Kelly agrees: "There are some colleges that specifically teach software, and the students graduate with no knowledge of design and process, but they know how to operate Maya."
Zeegen argues that this is short-sighted: "If you've only got software skills, you're only going to be able to emulate the market you're working in and you'll ultimately have a short life-span as a designer."
Changing times
History has proven that the demands of industry change. Remember the CD-ROM development boom of the early nineties?
Putting all your stock in the current crop of design applications has its risks as well. The software market is competitive - Adobe may have a stranglehold right now, but will this be the case in five years time?

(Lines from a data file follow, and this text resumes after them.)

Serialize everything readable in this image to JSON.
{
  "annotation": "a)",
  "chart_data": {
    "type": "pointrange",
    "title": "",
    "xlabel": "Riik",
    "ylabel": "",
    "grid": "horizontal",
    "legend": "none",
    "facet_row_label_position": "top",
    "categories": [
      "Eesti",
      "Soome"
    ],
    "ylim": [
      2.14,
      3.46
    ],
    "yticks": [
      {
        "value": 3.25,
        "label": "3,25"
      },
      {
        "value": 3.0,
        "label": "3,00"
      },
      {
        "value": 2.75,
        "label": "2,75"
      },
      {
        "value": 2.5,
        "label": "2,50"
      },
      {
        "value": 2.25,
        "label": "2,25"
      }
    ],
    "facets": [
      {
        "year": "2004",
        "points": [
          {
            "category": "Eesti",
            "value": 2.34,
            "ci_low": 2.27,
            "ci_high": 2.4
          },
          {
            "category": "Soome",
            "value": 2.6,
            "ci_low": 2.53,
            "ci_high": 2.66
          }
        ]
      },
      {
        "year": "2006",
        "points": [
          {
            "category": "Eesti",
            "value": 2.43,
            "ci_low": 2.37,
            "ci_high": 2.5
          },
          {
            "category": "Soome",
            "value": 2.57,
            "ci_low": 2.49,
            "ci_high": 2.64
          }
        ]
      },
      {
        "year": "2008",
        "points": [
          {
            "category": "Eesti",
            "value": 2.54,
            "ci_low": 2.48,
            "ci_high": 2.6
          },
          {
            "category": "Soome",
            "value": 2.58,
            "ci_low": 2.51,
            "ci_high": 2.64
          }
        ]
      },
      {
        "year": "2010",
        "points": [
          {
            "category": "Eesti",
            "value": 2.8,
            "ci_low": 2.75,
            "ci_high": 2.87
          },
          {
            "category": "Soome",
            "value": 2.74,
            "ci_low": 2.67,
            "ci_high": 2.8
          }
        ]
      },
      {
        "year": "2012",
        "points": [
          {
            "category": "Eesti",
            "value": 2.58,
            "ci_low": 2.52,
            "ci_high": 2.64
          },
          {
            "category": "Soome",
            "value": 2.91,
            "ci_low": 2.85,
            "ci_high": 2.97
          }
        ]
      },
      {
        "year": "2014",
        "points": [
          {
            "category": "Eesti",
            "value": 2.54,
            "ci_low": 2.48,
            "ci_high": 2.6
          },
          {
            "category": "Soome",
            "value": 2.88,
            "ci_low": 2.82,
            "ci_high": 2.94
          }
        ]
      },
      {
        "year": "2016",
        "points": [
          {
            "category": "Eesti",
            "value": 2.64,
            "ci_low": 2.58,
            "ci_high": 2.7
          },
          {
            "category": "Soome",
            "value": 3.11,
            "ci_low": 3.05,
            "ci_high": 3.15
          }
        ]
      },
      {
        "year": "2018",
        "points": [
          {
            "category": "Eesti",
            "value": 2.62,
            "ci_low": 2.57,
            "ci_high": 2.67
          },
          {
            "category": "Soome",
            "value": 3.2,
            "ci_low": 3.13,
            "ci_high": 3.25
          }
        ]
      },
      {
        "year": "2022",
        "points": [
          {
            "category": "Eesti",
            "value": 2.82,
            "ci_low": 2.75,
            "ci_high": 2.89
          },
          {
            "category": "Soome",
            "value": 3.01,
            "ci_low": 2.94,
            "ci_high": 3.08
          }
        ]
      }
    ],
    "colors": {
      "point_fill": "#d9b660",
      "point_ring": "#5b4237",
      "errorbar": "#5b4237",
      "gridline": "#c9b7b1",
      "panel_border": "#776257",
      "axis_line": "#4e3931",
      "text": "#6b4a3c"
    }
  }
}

If the demand for proficiency in an ever-increasing number of apps is set to continue, though, perhaps universities aren't necessarily where we should be developing software skills. If the industry is placing so much emphasis in software proficiency, there's always professional training.
Janet Ripley is sales and marketing director at Corps Business, which offers training and recruitment services for designers, "The sort of training we do is a sort of short, sharp shot to get somebody up and running in two or three days, whereas a university will spread it out over a whole year." She adds, "Certainly the skills have got much better in the last few years and they have become a lot more relevant."
Ultimately, it's up to the individual. University has never been about spoon-feeding its students ideas. "Universities are caught between a rock and hard place," Zeegen says. "At the point they graduate, students should be at least Mac or PC proficient, but a certain amount of emphasis must be placed on the students themselves. Our best students develop by putting the time in, with software it's a lot of trial and error."
It's this self-motivated learning style that we should all adopt, says Louise Morley in her paper Producing New Workers: Quality, Equality and Employability in Higher Education: "The idea that students should acquire everything they'll ever need to know in a supermarket sweep of a first degree works against the current European policy discourse of lifelong learning, the learning society and continuous professional development."